Dollars have been a better store of value than bitcoiners like Mr. Saylor would have you believe because they’re useful — people use dollars to do stuff and the more stuff they do, the more dollars they need.

Much of that stuff happens outside the US: USD accounts for 59% of global foreign currency reserves, 64% of the world’s debt, 58% of non-US international payments, and 54% of foreign trade invoices.

But maybe not for long!

Deutsche Bank warns that markets are "dedollarizing" in the wake of Trump’s tariffs: In times of market turmoil, global investors typically rush into US Treasurys as the financial safe haven of last resort — but this week they seem to be rushing out of them.

That is genuinely frightening — if the global financial system is a troupe of trapeze artists, it may now be doing its daredevil tricks without a net.

But it’s not just financial markets that are opting out.

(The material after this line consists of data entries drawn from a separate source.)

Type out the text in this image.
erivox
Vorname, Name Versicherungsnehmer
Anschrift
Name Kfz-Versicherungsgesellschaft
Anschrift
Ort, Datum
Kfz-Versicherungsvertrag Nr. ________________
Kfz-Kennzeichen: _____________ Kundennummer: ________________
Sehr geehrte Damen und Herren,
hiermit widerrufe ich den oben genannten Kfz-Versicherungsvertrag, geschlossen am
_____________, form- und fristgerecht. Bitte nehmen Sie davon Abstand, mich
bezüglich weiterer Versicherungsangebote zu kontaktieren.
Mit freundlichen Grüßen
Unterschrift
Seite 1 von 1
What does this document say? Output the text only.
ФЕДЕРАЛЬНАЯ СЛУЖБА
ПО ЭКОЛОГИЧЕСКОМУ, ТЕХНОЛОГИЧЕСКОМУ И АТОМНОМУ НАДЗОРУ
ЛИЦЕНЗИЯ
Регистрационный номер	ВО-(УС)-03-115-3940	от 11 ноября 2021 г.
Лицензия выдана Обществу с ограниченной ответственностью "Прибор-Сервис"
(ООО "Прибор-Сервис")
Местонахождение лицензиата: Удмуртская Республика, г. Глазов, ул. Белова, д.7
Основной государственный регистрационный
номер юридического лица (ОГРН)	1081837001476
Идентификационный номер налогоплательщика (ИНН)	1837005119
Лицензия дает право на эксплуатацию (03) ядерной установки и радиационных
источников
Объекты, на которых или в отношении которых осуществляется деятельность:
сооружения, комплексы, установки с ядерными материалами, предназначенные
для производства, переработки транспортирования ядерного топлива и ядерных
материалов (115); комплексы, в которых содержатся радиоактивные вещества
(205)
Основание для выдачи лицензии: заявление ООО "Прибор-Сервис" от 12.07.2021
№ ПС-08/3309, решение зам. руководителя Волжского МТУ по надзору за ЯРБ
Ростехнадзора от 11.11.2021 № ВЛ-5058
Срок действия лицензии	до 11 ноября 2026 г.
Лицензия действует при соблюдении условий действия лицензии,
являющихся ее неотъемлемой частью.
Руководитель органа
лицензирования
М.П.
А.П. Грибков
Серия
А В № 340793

VanEck’s Matthew Sigel also cites China and Russia settling energy transactions in bitcoin and Bolivia paying for electricity in crypto as evidence that whole economies are "looking to bypass the dollar and reduce exposure to US-led financial systems."

This is the real bear case for the dollar.

President Trump’s kamikaze tariffs have shaken confidence in the US financial system and people are increasingly looking for ways to avoid it.

If enough of them do so by making payments in bitcoin, the store-of-value cryptocurrency will be newly relevant.